Abstract

Abstract Anoxic marine sediments are usually characterized by systematic decrease in concentration of dissolved sulfate in the pore waters of marine sediments. This depletion in dissolved sulfate can take place over depth scales ranging from a few centimeters up to a few hundred meters. Accompanying the decrease in sulfate concentration is an increase in δ34S, due to preferential utilization of the 32S -isotope during bacterial sulfate reduction. The degree of 34S-enrichment for a given degree of dissolved sulfate depletion is also highly variable, and reflects the extent to which the sediment column is relatively open or closed with respect to diffusive replenishment of sulfate during bacterial sulfate reduction. Gradients in stable sulfur isotope ratios (34S/32S ) and concentration of dissolved sulfate in pore waters of marine sediments with negligible advective sulfate supply have been compiled from 42 sites of the Deep Sea Drilling Project and the Ocean Drilling Program, Legs 4 through 188.The linear sedimentation rates for the sites range from about 5 to 1500 m per million years.
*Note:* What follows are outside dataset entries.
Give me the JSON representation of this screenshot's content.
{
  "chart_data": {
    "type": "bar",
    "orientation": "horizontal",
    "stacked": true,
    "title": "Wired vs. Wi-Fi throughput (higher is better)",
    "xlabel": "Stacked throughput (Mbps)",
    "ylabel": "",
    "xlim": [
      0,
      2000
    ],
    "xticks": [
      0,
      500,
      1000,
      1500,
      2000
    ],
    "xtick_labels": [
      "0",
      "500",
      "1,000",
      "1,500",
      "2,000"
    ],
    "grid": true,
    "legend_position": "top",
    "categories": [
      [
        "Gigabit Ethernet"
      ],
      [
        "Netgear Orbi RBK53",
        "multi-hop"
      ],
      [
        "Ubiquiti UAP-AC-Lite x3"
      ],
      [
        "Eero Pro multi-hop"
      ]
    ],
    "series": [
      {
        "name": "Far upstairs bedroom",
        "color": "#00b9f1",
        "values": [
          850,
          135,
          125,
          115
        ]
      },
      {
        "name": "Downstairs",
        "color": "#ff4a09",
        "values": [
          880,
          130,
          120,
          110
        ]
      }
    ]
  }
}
The apparent 34S-enrichment factors (from Rayleigh equation) vary from 4 to 72% (α = 1.004–1.072), and are directly proportional to a system “openness” parameter (i.e. the diffusive sulfate flux divided by the combined diffusive plus burial fluxes), which ranges from 0.06 to 0.87. Under conditions represented by the DSDP/ODP cores in this study, microbial sulfate reduction occurs at very slow rates with a relatively large 34S-isotopic enrichment (75%). This large fractionation is diluted by variable degrees of diffusive replenishment with relatively unfractionated seawater sulfate.